De todos cuantos se hallaban en la estación esperando la llegada de Kvachnin, sólo el señor Andrea, con su figura de tísico y su cara de mono, conservaba su impasibilidad habitual. Llegado el último a la estación, se paseaba tranquilamente por el andén, con las manos en los bolsillos de sus anchos pantalones y con su eterno cigarro en la boca. Sus ojos claros reflejaban la amplia inteligencia de un sabio, la voluntad de hierro de un aventurero. Miraba en derredor con indiferencia.

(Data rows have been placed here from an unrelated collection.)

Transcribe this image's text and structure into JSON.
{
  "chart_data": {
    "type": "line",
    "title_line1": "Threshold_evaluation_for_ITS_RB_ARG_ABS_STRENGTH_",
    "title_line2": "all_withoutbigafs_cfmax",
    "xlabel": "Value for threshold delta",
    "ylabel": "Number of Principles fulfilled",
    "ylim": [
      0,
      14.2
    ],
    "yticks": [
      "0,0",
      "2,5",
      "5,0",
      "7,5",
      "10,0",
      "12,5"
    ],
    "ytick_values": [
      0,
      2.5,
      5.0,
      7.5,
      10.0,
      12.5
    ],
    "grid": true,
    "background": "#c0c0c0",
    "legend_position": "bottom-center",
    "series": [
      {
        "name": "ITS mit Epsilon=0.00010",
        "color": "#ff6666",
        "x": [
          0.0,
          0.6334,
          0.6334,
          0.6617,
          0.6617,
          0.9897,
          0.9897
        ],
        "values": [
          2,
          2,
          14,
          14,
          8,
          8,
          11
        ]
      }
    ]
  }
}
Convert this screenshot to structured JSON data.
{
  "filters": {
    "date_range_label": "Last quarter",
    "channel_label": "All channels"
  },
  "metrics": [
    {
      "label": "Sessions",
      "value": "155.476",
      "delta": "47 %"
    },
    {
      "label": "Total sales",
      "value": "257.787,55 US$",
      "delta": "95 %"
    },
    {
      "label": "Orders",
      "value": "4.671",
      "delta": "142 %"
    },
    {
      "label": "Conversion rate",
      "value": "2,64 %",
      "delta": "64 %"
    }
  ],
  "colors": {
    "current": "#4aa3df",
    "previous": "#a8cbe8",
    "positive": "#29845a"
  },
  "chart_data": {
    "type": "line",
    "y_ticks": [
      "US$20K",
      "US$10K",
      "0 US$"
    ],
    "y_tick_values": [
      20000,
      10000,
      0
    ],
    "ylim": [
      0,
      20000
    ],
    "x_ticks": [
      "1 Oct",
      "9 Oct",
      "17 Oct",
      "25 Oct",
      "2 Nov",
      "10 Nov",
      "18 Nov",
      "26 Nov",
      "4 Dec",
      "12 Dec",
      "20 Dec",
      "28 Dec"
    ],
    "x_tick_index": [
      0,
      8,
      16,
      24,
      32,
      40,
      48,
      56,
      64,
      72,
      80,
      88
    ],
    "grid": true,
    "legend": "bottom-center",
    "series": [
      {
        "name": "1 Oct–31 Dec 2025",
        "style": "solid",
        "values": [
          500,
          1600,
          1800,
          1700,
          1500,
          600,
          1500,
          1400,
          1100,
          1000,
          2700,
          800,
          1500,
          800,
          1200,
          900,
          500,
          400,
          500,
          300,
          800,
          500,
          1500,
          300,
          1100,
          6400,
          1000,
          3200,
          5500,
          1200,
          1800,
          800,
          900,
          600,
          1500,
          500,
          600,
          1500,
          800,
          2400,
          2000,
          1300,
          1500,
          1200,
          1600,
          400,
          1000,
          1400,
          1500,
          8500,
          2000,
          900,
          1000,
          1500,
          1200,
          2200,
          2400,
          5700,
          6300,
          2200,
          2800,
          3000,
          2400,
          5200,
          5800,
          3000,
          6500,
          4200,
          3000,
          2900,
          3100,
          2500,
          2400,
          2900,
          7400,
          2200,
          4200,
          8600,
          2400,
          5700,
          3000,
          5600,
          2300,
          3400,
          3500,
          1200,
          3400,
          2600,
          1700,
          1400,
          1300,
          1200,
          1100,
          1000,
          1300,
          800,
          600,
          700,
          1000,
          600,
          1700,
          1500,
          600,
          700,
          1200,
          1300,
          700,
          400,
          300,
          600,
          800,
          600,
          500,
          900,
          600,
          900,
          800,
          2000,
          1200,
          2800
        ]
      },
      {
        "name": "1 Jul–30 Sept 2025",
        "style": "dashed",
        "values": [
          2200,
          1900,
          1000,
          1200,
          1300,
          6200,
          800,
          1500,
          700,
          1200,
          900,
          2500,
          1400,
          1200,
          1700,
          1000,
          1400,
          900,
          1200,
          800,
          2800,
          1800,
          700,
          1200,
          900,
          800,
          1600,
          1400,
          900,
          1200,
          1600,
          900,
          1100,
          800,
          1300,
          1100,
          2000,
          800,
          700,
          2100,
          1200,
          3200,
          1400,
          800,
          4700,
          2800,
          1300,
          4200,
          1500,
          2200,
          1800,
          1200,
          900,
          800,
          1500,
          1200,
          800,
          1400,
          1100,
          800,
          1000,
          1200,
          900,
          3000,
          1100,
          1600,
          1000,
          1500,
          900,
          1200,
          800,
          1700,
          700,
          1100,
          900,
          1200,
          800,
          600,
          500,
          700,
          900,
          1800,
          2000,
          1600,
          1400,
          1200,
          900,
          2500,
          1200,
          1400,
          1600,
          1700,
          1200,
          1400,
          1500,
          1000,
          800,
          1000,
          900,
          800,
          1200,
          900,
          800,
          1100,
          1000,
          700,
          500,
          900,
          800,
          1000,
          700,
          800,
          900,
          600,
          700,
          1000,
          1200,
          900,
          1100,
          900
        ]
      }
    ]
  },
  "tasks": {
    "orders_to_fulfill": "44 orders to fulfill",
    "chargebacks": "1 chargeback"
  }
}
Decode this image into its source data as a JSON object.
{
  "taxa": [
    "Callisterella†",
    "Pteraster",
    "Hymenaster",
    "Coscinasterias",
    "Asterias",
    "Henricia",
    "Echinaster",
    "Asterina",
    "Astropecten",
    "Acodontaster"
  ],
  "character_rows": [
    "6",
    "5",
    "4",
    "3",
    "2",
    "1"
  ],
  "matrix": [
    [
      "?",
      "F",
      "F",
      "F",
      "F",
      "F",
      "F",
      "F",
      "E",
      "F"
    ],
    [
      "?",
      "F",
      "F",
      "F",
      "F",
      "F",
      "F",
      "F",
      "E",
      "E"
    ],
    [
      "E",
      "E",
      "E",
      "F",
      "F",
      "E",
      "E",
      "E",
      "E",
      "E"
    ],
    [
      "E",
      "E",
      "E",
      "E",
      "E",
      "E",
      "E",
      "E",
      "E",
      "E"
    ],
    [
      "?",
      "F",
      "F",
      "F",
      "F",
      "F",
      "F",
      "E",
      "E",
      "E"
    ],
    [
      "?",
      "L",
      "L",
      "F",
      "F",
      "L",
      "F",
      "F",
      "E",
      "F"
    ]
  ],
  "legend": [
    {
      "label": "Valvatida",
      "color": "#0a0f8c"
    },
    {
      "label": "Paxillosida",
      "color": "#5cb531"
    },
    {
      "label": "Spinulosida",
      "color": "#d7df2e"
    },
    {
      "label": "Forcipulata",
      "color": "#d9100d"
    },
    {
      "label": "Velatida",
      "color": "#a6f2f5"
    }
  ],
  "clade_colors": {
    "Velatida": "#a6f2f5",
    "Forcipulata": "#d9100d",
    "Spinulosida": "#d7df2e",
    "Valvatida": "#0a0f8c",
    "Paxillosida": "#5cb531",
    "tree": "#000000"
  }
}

Nadie se sorprendió de ver llegar a la estación a la familia Zinenko. Desde hacía mucho tiempo se la consideraba como estrechamente ligada a todo lo concerniente a la fábrica. Cuando llegaron las muchachas, llenóse la fría y oscura sala de espera de una animación ficticia y de una risa artificial. En seguida las rodearon los ingenieros jóvenes. Las señoritas se pusieron a la defensiva, sirviéndose de armas usadas y bien conocidas de todos; la superioridad de la mujer, la perfidia del hombre, etc. En medio de la agitación de sus hijas, la señora Zinenko, pequeña, vivaracha, no podía permanecer quieta un segundo y parecía una gallina entre sus polluelos.